Pris par les femmes enceintes, l'acide valproïque expose les enfants à naître à des malformations, et ensuite à des troubles du développement psychomoteur. Une information connue des abonnés à Prescrire depuis des années.

L'acide valproïque, ou valproate de sodium (Dépakine° ou autre), est un médicament autorisé dans les épilepsies et, comme ses dérivés le divalproate de sodium (Dépakote°) et le valpromide (Dépamide°), dans les troubles bipolaires.

Comparé à d'autres antiépileptiques utilisés seuls, l'acide valproïque expose davantage l'enfant à naître à des effets indésirables graves, et cela de façon dose-dépendante.
L'acide valproïque est tératogène : l'enfant exposé in utero  risque des malformations telles que des anomalies de fermeture du tube neural (spina bifida), des anomalies urogénitales, craniofaciales, etc. L'enfant risque ensuite des effets à long terme tels que autismes, diminutions du quotient intellectuel, retards du développement moteur et du langage.

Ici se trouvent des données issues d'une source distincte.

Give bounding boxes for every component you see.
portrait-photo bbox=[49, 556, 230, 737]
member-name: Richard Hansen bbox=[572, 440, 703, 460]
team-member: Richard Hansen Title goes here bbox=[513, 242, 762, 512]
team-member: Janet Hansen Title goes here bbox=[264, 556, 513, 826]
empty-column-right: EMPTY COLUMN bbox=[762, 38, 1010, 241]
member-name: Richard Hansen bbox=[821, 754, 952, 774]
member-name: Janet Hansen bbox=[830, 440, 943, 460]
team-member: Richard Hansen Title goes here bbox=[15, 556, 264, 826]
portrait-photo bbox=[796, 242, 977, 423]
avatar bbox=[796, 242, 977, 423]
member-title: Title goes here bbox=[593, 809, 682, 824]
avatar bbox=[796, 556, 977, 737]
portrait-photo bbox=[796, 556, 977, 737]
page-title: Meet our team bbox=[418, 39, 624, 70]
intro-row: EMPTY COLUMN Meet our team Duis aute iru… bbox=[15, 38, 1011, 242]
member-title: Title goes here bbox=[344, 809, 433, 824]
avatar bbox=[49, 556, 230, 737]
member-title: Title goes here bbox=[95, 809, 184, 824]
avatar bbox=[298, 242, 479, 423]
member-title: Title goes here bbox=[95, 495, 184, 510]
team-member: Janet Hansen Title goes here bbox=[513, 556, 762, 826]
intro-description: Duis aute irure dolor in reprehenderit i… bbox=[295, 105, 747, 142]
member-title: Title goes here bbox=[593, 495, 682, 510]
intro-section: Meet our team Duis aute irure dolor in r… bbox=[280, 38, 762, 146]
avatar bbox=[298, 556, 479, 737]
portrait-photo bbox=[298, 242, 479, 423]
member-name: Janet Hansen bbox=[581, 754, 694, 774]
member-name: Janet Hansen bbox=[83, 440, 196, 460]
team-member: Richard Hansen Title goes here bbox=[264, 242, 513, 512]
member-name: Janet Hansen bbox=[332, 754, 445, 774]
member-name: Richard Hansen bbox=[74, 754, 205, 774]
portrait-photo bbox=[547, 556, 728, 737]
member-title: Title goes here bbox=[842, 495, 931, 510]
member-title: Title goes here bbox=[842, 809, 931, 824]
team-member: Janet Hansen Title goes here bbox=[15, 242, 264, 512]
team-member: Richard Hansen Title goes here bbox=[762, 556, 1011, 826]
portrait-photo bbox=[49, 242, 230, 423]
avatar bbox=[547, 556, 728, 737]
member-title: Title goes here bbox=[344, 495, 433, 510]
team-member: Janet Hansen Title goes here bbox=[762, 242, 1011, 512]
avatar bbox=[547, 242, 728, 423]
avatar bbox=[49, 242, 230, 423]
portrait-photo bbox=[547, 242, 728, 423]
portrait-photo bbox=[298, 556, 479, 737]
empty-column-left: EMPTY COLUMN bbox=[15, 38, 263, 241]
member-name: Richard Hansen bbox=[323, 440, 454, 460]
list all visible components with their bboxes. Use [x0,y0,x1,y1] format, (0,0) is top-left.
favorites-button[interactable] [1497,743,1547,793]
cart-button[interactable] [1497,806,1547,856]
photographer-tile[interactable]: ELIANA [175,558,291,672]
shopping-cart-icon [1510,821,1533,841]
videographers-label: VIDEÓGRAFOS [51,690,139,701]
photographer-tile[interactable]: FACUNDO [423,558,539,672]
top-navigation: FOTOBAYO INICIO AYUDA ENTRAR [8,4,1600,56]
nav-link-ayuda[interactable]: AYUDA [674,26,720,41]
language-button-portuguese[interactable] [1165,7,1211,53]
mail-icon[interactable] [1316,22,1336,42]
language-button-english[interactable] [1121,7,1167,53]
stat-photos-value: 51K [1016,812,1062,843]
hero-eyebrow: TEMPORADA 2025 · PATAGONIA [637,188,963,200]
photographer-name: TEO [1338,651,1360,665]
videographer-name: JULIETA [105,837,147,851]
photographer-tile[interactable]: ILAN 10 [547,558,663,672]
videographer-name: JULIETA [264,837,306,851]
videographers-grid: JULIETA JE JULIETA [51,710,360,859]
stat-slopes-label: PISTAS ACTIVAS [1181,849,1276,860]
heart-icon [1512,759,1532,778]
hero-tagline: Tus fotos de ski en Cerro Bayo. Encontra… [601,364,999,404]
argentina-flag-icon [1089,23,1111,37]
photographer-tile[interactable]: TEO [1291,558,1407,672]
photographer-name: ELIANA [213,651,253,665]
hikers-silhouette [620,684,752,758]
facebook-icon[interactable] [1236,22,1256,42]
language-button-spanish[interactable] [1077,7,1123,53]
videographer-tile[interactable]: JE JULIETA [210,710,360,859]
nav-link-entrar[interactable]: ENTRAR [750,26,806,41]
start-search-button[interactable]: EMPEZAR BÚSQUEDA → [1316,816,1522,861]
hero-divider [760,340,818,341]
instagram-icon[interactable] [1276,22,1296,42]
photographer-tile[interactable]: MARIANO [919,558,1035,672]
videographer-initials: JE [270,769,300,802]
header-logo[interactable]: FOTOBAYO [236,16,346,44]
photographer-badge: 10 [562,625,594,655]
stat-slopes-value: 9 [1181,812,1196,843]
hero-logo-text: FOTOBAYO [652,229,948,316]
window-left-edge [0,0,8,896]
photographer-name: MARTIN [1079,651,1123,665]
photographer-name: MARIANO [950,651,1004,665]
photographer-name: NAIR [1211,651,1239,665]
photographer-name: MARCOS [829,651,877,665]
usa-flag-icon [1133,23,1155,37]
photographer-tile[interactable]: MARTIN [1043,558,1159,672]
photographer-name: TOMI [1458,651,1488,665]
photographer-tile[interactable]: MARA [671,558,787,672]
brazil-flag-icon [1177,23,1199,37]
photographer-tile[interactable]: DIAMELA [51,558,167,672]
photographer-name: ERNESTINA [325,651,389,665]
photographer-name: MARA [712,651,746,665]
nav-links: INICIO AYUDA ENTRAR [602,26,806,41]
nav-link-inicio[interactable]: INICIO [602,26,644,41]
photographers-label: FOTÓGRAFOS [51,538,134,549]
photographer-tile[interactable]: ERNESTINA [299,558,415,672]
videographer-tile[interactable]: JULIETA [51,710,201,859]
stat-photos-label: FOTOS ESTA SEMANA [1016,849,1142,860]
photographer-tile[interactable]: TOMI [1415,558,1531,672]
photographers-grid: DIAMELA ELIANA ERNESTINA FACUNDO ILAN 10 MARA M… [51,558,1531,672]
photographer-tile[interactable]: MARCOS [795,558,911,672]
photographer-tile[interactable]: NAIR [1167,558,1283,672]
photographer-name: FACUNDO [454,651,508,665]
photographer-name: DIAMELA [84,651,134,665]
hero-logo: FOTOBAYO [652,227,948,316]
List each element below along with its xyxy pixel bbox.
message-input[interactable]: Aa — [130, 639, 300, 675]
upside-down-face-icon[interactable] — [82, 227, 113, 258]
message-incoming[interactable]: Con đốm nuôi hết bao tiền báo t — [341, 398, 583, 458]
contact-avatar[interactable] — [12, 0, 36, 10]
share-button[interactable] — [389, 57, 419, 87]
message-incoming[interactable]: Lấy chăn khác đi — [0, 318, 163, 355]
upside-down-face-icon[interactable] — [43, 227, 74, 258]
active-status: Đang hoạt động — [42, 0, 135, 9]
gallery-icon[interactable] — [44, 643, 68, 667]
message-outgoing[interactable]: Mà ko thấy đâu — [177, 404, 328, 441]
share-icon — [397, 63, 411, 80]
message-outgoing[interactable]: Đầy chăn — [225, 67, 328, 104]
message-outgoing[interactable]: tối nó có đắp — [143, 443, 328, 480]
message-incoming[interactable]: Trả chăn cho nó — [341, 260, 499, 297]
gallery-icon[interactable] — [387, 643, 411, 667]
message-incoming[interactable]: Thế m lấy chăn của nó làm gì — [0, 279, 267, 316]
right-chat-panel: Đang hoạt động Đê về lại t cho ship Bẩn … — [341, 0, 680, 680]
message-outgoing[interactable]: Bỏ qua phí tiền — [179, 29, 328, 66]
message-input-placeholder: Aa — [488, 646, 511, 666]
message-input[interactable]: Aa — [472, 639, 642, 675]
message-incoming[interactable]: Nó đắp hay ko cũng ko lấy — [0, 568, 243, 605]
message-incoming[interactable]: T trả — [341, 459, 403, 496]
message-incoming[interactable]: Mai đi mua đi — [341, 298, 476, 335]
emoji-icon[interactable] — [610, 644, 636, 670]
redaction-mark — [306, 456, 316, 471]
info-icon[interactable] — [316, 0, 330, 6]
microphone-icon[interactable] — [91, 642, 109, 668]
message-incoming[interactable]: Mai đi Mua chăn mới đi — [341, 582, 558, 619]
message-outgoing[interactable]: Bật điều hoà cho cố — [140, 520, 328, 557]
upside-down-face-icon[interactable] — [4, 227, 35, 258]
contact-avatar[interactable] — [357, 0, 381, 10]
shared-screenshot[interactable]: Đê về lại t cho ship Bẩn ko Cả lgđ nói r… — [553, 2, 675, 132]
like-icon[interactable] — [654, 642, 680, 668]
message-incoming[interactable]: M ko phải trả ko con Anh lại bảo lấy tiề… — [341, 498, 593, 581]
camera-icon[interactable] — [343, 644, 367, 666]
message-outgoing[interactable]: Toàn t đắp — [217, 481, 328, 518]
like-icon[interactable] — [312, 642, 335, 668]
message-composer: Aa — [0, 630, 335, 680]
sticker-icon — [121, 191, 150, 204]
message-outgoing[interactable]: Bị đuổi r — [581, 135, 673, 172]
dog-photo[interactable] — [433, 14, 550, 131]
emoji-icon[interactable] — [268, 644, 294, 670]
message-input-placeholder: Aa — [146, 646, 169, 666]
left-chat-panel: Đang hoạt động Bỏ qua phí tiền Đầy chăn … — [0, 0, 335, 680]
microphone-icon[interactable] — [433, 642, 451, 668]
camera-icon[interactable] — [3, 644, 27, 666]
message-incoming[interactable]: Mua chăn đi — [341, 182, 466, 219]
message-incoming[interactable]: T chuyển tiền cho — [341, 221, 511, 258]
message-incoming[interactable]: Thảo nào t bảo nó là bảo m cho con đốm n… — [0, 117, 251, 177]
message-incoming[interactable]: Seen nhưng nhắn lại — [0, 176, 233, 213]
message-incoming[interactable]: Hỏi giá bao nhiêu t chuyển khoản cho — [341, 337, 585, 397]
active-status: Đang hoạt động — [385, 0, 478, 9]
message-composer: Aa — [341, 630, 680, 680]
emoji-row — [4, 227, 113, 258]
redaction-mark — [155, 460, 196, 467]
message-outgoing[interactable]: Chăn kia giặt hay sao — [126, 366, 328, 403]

L'utilisation de l'acide valproïque est déconseillée tout au long de la grossesse et chez les femmes en âge d'être enceintes et sans contraception efficace. Son utilisation chez les femmes enceintes ou en âge de procréer est nettement plus encadrée en France depuis 2015.

Ces graves effets sur l'enfant à naître ont été découverts peu à peu après la mise sur le marché de l'acide valproïque. Ils ont été trop longtemps trop peu pris en compte par les firmes commercialisant ce médicament, les agences françaises et européennes du médicament, et de nombreux soignants. Il aura fallu que des familles de victimes portent plainte en 2015 pour qu'éclate une "affaire Dépakine°". Le rapport de l'Inspection générale des affaires sociales (IGAS) publié en février 2016 sur le sujet souligne notamment les faiblesses de l'Agence française du médicament dans le domaine de la pharmacovigilance.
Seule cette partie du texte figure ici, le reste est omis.